The Benchmark
Every compression method shrinks tokens. The only number that matters is how much it saves without changing what the agent decides — and what it truly costs once prompt caching is priced in. This is a head-to-head on exactly that axis, where every technique runs through the same decision-equivalence gate and the same cache-aware cost model. The winner is computed, not assumed.
The standings
Ranked by cache-aware dollar savings on the varied corpus (see methodology below). Certified means the method passed a statistical non-inferiority test and preserved 100% of decisions; anything less is disqualified, however much it saved.
| Technique | Family | Tokens saved | $ saved | Decision equiv. | Verdict | Fidelity |
|---|---|---|---|---|---|---|
| distil-causal | cache-aware + causal pruning | 76.0% | 77.2% | 100% | ✔ certified · leader | lossy* |
| truncate-tail | sliding-window / truncation | 78.7% | 79.9% | 14% | ✘ fails gate | lossy |
| distil-lossless | cache-aware lossless + structured fold + template mining | 57.9% | 58.7% | 100% | ✔ certified | byte-exact |
| summarize | abstractive / rolling summary | 49.4% | 50.1% | 39% | ✘ fails gate | lossy |
| extractive-prune | extractive importance (LLMLingua family) | 15.2% | 15.4% | 77% | ✘ fails gate | lossy |
| minify-all | lossless minification | 0.1% | 0.1% | 100% | ✔ certified | byte-exact |
| baseline | control (no compression) | 0.0% | 0.0% | 100% | ✔ certified | byte-exact |
*distil-causal drops context that ablation proves never changed a decision — not byte-reversible, but certified decision-equivalent. distil-lossless is the byte-exact operating point — its 59% comes from reversible structured compaction: columnar-folding the JSON/tabular records agents traffic in, plus template mining (Drain/LogPai-style: runs of near-identical log/telemetry lines collapse to one template + a variable table), with the original always one expand() away. Numbers: claude-opus-4-8 pricing, deterministic runner. Reproduce below.
The corpus
To avoid any one tool's home-turf advantage, the comparison runs on 64 reproducible trajectories across 8 families deliberately spanning both regimes: structured/repetitive data (JSON record arrays, SQL rows, metrics, logs) where structural compaction pays off, and diagnostic/prose content (Kubernetes incidents, stack traces, RAG chunks, support transcripts) that conservative crushers protect and lossy methods mangle. Decisions are buried inside large tool outputs — as on real agents — so naive head/tail truncation drops them (12% equivalence), exactly as it would in production.

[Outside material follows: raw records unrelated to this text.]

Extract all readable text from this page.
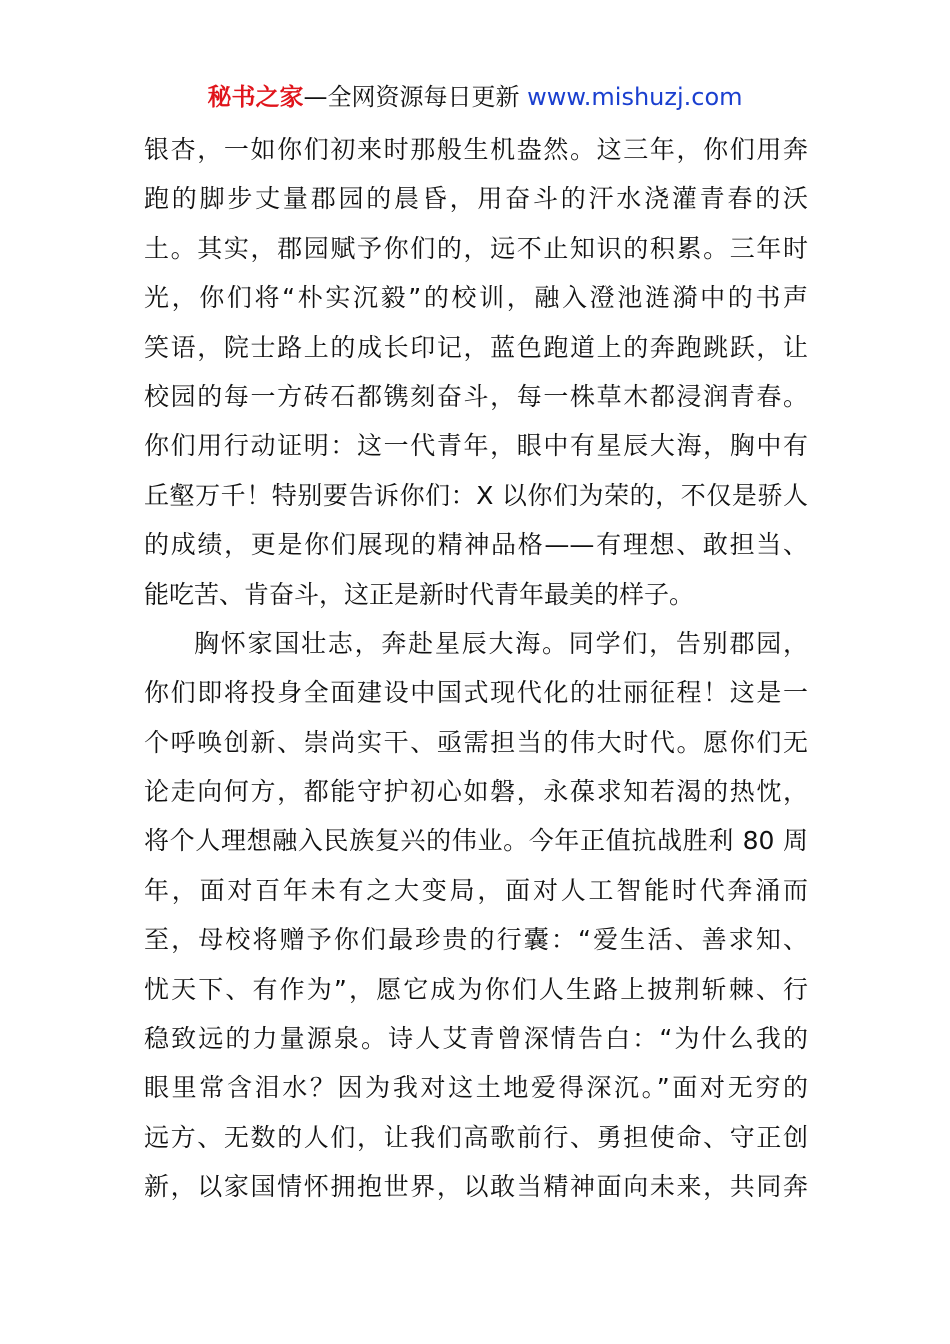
秘书之家—全网资源每日更新 www.mishuzj.com
银杏，一如你们初来时那般生机盎然。这三年，你们用奔
跑的脚步丈量郡园的晨昏，用奋斗的汗水浇灌青春的沃
土。其实，郡园赋予你们的，远不止知识的积累。三年时
光，你们将“朴实沉毅”的校训，融入澄池涟漪中的书声
笑语，院士路上的成长印记，蓝色跑道上的奔跑跳跃，让
校园的每一方砖石都镌刻奋斗，每一株草木都浸润青春。
你们用行动证明：这一代青年，眼中有星辰大海，胸中有
丘壑万千！特别要告诉你们：X 以你们为荣的，不仅是骄人
的成绩，更是你们展现的精神品格——有理想、敢担当、
能吃苦、肯奋斗，这正是新时代青年最美的样子。
胸怀家国壮志，奔赴星辰大海。同学们，告别郡园，
你们即将投身全面建设中国式现代化的壮丽征程！这是一
个呼唤创新、崇尚实干、亟需担当的伟大时代。愿你们无
论走向何方，都能守护初心如磐，永葆求知若渴的热忱，
将个人理想融入民族复兴的伟业。今年正值抗战胜利 80 周
年，面对百年未有之大变局，面对人工智能时代奔涌而
至，母校将赠予你们最珍贵的行囊：“爱生活、善求知、
忧天下、有作为”，愿它成为你们人生路上披荆斩棘、行
稳致远的力量源泉。诗人艾青曾深情告白：“为什么我的
眼里常含泪水？因为我对这土地爱得深沉。”面对无穷的
远方、无数的人们，让我们高歌前行、勇担使命、守正创
新，以家国情怀拥抱世界，以敢当精神面向未来，共同奔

Why this is the honest comparison
No method is special-cased
Every technique — including Distil's own — is scored by the identical decision-equivalence + non-inferiority gate and the identical cache-aware cost model. The harness will happily rank a competitor above Distil if it earns it. It doesn't, because no other family combines lossless, cache-stability, causal pruning, and certification — but the door is open.
Best-form, not strawmen
The baselines are faithful reference implementations of the real technique families — sliding-window truncation, extractive importance pruning (the LLMLingua / Selective-Context lineage), abstractive summarization, naive minification — each in its best reasonable form. They genuinely remove tokens. They just can't prove they kept the decision.
Two ways to "win" that don't count
A method can post a big raw token cut yet flip decisions — truncate-tail removes more raw tokens than Distil (79.9% vs 77.2%) but preserves only 14% of decisions, so it's disqualified. Or it can shave tokens yet bust the prompt cache and cost more in real dollars. The benchmark prices both, so neither illusion survives.
Plug in a real tool
Don't trust our reference baselines? Register any installed compressor through the external seam and it's measured on the identical axes. The claim "Distil leads on certified savings" is reproducible — and falsifiable. That's the point.
Reproduce it
# the bundled 7-domain standings, offline, zero API key distil benchmark # the 24-trajectory varied corpus above (from a repo clone) python benchmarks/gen_corpus.py distil benchmark --corpus benchmarks/corpus_xl --html standings.html # verify against a REAL external compressor (list[str] -> list[str] over block texts) distil benchmark --external mypkg.compressor:compress:MyTool # grade with the live model instead of the deterministic runner distil benchmark --runner anthropic --tokenizer anthropic
benchmarks/gen_corpus.py. 75% is near the certified ceiling for this corpus: beyond it you start dropping decisions, and no honest tool can exceed that without lying. For task-accuracy on a public benchmark (τ-bench, SWE-bench, GSM8K), ingest its traces into a corpus and run with --runner anthropic: the same comparison, graded by the live model. The harness is the deliverable; the corpus is swappable.